Врач немедленно направил меня в больницу на выскабливание матки.
— У вас выкидыш, — сказал он. — А почему рассечено лицо? Вас кто-то избил? Надо провести медицинское освидетельствование.
— Я упала в ванной, мне стало плохо, — сказала я и закрыла глаза, чтобы не видеть его взгляда, в котором было недоверие и жалость.
У моего ребенка не было ни ручек, которыми он меня бы обнимал, ни ушей, в которые я бы шептала, что люблю его больше всех на свете.
Я лежала на кресле, как курица, подготовленная к потрошению, широко разведя ноги, привязанные в щиколотках, а врач чистил мою матку, удалял часть меня, самую важную часть, и с каждым движением этого страшного инструмента, который причинял мне боль, я умирала. Когда все закончилось, врач потрогал мой живот, а потом внимательно осмотрел, будто проверял, как ветчину, хорошо ли она прокоптилась. Я застонала, потому что это было больно.
— Кто с вами это сотворил? — спросил он и наклонился надо мной, а я сдвинула освобожденные ноги, как птица складывает крылья. — Боже милостивый, кто вас так разукрасил?
Я начала плакать, плакала и не могла перестать, а он держал меня за руку на этом похожем на аэроплан, отвратительнейшем кресле, где так стыдно и чувствуешь полную беззащитность, а потом прикрыл простыней, гладил по руке и слушал.
— Я молилась, чтобы его не было, — пробормотала я, и он прикоснулся к моему лицу. — И Бог меня услышал.
— Ты молилась о том, чтобы выжить и уберечь его от беды, — сказал мне ангел в белом халате, — и Бог это знает.

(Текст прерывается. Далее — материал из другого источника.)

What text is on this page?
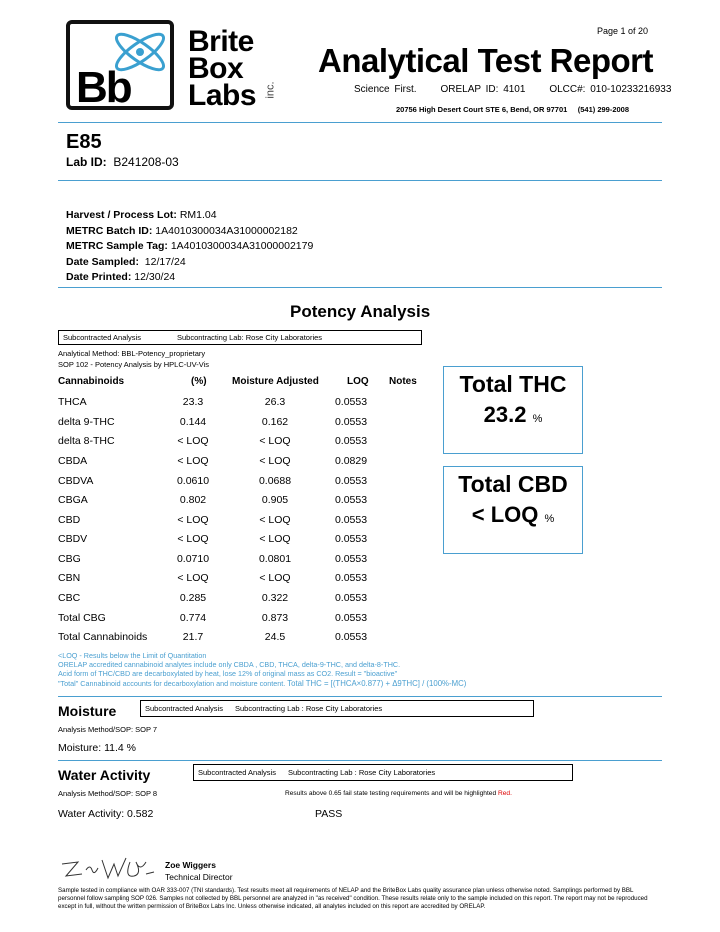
Page 1 of 20
Bb
Brite
Box
Labs inc.
Analytical Test Report
Science First.     ORELAP ID: 4101     OLCC#: 010-10233216933
20756 High Desert Court STE 6, Bend, OR 97701     (541) 299-2008
E85
Lab ID: B241208-03
Harvest / Process Lot: RM1.04
METRC Batch ID: 1A4010300034A31000002182
METRC Sample Tag: 1A4010300034A31000002179
Date Sampled: 12/17/24
Date Printed: 12/30/24
Potency Analysis
Subcontracted Analysis	Subcontracting Lab: Rose City Laboratories
Analytical Method: BBL-Potency_proprietary
SOP 102 - Potency Analysis by HPLC-UV-Vis
Cannabinoids	(%)	Moisture Adjusted	LOQ Notes
THCA	23.3	26.3	0.0553
delta 9-THC	0.144	0.162	0.0553
delta 8-THC	< LOQ	< LOQ	0.0553
CBDA	< LOQ	< LOQ	0.0829
CBDVA	0.0610	0.0688	0.0553
CBGA	0.802	0.905	0.0553
CBD	< LOQ	< LOQ	0.0553
CBDV	< LOQ	< LOQ	0.0553
CBG	0.0710	0.0801	0.0553
CBN	< LOQ	< LOQ	0.0553
CBC	0.285	0.322	0.0553
Total CBG	0.774	0.873	0.0553
Total Cannabinoids	21.7	24.5	0.0553
Total THC
23.2 %
Total CBD
< LOQ %
<LOQ - Results below the Limit of Quantitation
ORELAP accredited cannabinoid analytes include only CBDA , CBD, THCA, delta-9-THC, and delta-8-THC.
Acid form of THC/CBD are decarboxylated by heat, lose 12% of original mass as CO2. Result = "bioactive"
"Total" Cannabinoid accounts for decarboxylation and moisture content. Total THC = [(THCA×0.877) + Δ9THC] / (100%-MC)
Moisture	Subcontracted Analysis Subcontracting Lab : Rose City Laboratories
Analysis Method/SOP: SOP 7
Moisture: 11.4 %
Water Activity	Subcontracted Analysis Subcontracting Lab : Rose City Laboratories
Analysis Method/SOP: SOP 8	Results above 0.65 fail state testing requirements and will be highlighted Red.
Water Activity: 0.582	PASS
Zoe Wiggers
Technical Director
Sample tested in compliance with OAR 333-007 (TNI standards). Test results meet all requirements of NELAP and the BriteBox Labs quality assurance plan unless otherwise noted. Samplings performed by BBL personnel follow sampling SOP 026. Samples not collected by BBL personnel are analyzed in "as received" condition. These results relate only to the sample included on this report. The report may not be reproduced except in full, without the written permission of BriteBox Labs Inc. Unless otherwise indicated, all analytes included on this report are accredited by ORELAP.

Неважно, как ты это назовешь, — он обращался ко мне на ты, словно я была не взрослой женщиной, а ребенком.
Он говорил о Боге так, как будто был с Ним знаком и знал о Нем больше, чем кто-либо другой.
— Неправда, — шепнула я.
— Правда, — сказал он и вытер мне глаза. — Поверь мне, я знаю.
Может быть, он знает лучше, ведь он врач.